Burrough and John Helyar co-authored one of the most recognized business books of the last few decades — Barbarians at the Gate: The Fall of RJR Nabisco, published in 1990. Wharton management professor Daniel Raff describes the book as “a brilliant success at the time and durable enough to support a second edition 20 years after the first.” One can find books in the business section of airport bookstores “which are comparably dense, insightful and carefully written,” Raff adds. Some, like Barbarians at the Gate, “also have subjects with plot and character and develop these superbly. But books like that are not typical of the genre.”
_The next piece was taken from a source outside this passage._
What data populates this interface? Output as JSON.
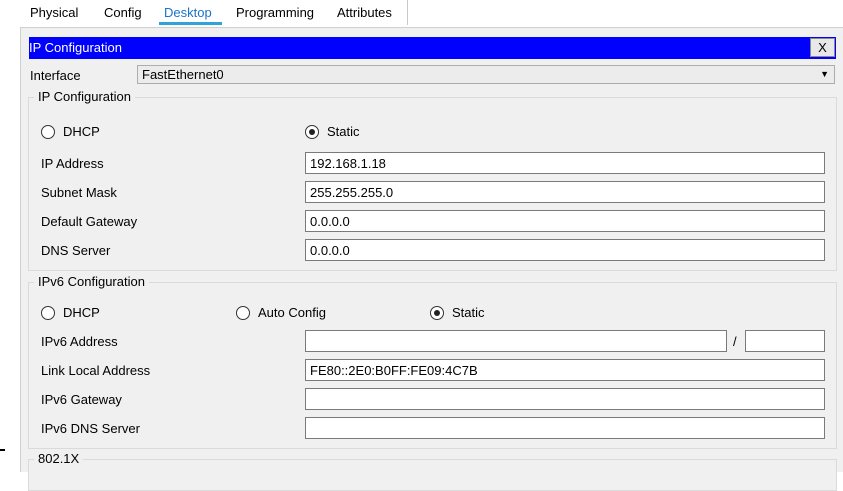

Viewed from Burrough’s “personal perspective, or from an academic one, there seems to be something to his criticisms,” Raff adds. “But I also wonder whether they beg an important question. Business books, for the most part, provide a certain sort of consumption experience, and they appear to be purchased primarily by people who are looking for this experience.” In that sense, Raff says, many business books have something in common with the articles in some magazines also for sale in airport bookstores: “They stimulate readers to think harder than they might have otherwise about why certain decisions are made or how particular things might get done. I do have the impression that a lot of the books are read in the course of an airplane flight and are never subsequently consulted. But that doesn’t mean that they don’t satisfy a need or desire, or that they don’t serve a constructive purpose.”